Leiter mansion at 1500 New Hampshire Avenue, NW under construction c. 1893.  NCPC
In the spirit of Edith Wharton’s The Buccaneers, all three daughters married high-ranking Englishmen, using the Leiter fortune to ensure their husband’s economic standing while at the same time boosting their own social standing in both Europe and the U.S.  Mary Victoria married George, Lord Curzon, who became Viceroy of India.  She would die in India in 1906, shortly after her arrival there.  Daisy married the Earl of Suffolk, and Nancy married Colin Campbell, a colonel in the British army. The Leiters were well-traveled and took many trips abroad to visit their daughters.  
 
Mary Leiter, Baroness Curzon of Kedleston and Vicereine of India.  Photo taken in 1906, the year she died.  Photo from the Bystander.

Mary Leiter’s early attempt to enter Washington society was awkward at best. She quickly developed a reputation for comical malapropisms and social missteps. Upon returning from a trip to Europe, she was reported as saying that she “was relieved to set my feet on American terra cotta.” She was particularly proud of one acquisition and proudly showed guests “the bust of my daughter’s hand, done by Rodin.” At one of their dinners, Marguerite Cassini tried to refuse the terrapin soup. Mrs. Leiter screamed, “You can’t refuse my terrapin! It costs a hundred dollars!” But ultimately, Mary prevailed and became the leader of the smart set and their new grand mansion its center.

Upon his graduation from Harvard, Levi offered his son Joseph one million dollars to see what he could do with it.  He soon had thirty million dollars’ worth of properties.  But, he did make one large financial miscalculation. In 1897, he tried to corner the wheat market, but with concerted efforts by his competitors, the wheat market collapsed the following year.  He lost at least ten million dollars and was bailed out of the debt by his father.  By the time of his death, he was reportedly earning about one million dollars annually.

Joseph Leiter
Joseph Leiter attempted to corner the wheat market in 1897.  Library of Congress

In 1904, Levi Leiter died of heart disease while vacationing at the Vanderbilt cottage in Bar Harbor, Maine, which the Leiters had taken for the summer season.  He was interred in Rock Creek Cemetery, in Washington, DC. 

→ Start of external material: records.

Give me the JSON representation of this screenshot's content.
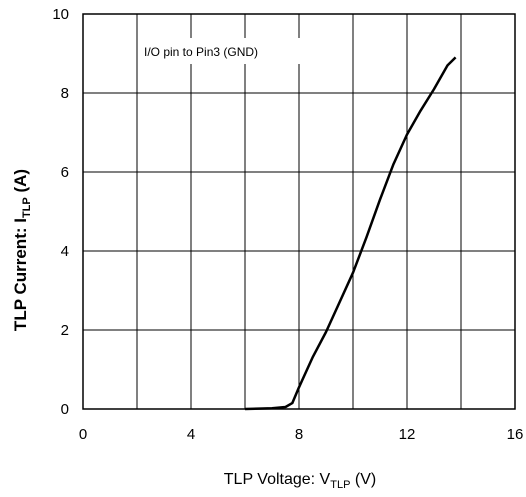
{
  "chart_data": {
    "type": "line",
    "xlabel": {
      "main": "TLP Voltage: V",
      "sub": "TLP",
      "unit": " (V)"
    },
    "ylabel": {
      "main": "TLP Current: I",
      "sub": "TLP",
      "unit": " (A)"
    },
    "annotation": "I/O pin to Pin3 (GND)",
    "xlim": [
      0,
      16
    ],
    "ylim": [
      0,
      10
    ],
    "xticks": [
      0,
      4,
      8,
      12,
      16
    ],
    "yticks": [
      0,
      2,
      4,
      6,
      8,
      10
    ],
    "grid": true,
    "series": [
      {
        "x": [
          6.0,
          7.0,
          7.5,
          7.75,
          8.0,
          8.5,
          9.0,
          9.5,
          10.0,
          10.5,
          11.0,
          11.5,
          12.0,
          12.5,
          13.0,
          13.5,
          13.8
        ],
        "y": [
          0.0,
          0.02,
          0.05,
          0.15,
          0.55,
          1.3,
          1.95,
          2.7,
          3.45,
          4.35,
          5.3,
          6.2,
          6.95,
          7.55,
          8.1,
          8.7,
          8.9
        ],
        "color": "#000000"
      }
    ]
  }
}
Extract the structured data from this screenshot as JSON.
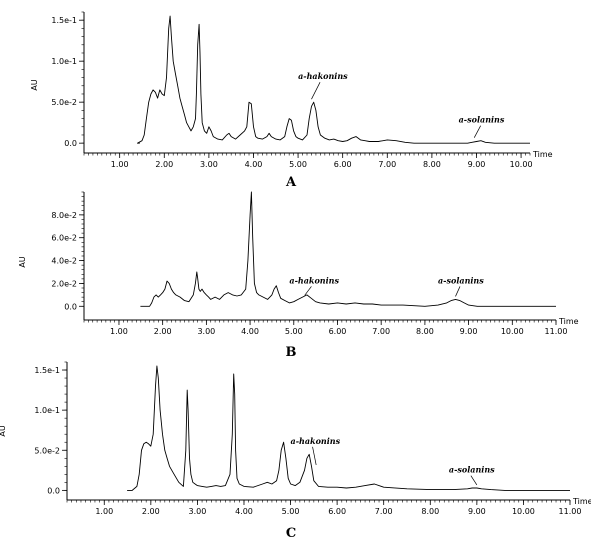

Leiter requested a very particular way to be buried.  Out of fear that his remains would be dug up by grave robbers and held for ransom, a 12-foot deep hole was dug with two feet of concrete poured in, then covered over with a grid of steel beams onto which the casket was lowered. More steel beams were bolted across the top of the casket before the entire chamber was then filled with concrete.  Essentially, Leiter was completely encased in a steel-reinforced concrete block.

The tomb of Levi Z. Leiter, in Rock Creek Cemetery.  An ornamental white marble sarcophagus is topped by a glass structure to protect the porous stone from the elements.  The family plot is still used by Leiter's descendants.   

In 1909, Mary Leiter added a two-story brick addition to the rear (19th Street side) of the house and continued to live in the house and throw lavish parties there until her death in 1913.  The house then passed to their son Joseph and his wife who occupied it until Joseph’s death in 1932.  It was then left to Joseph’s son Thomas, with the provision that his mother be allowed to live there until her death.  After she passed in 1942, the house was then leased to the U.S. Government for use as an office building.  It was then sold in 1944 to Dupont Plaza, Inc. for $190,000, who razed it in 1947 to construct the current building on the lot, then an apartment building, and now a hotel.

Site of the Leiter mansion today.  Google.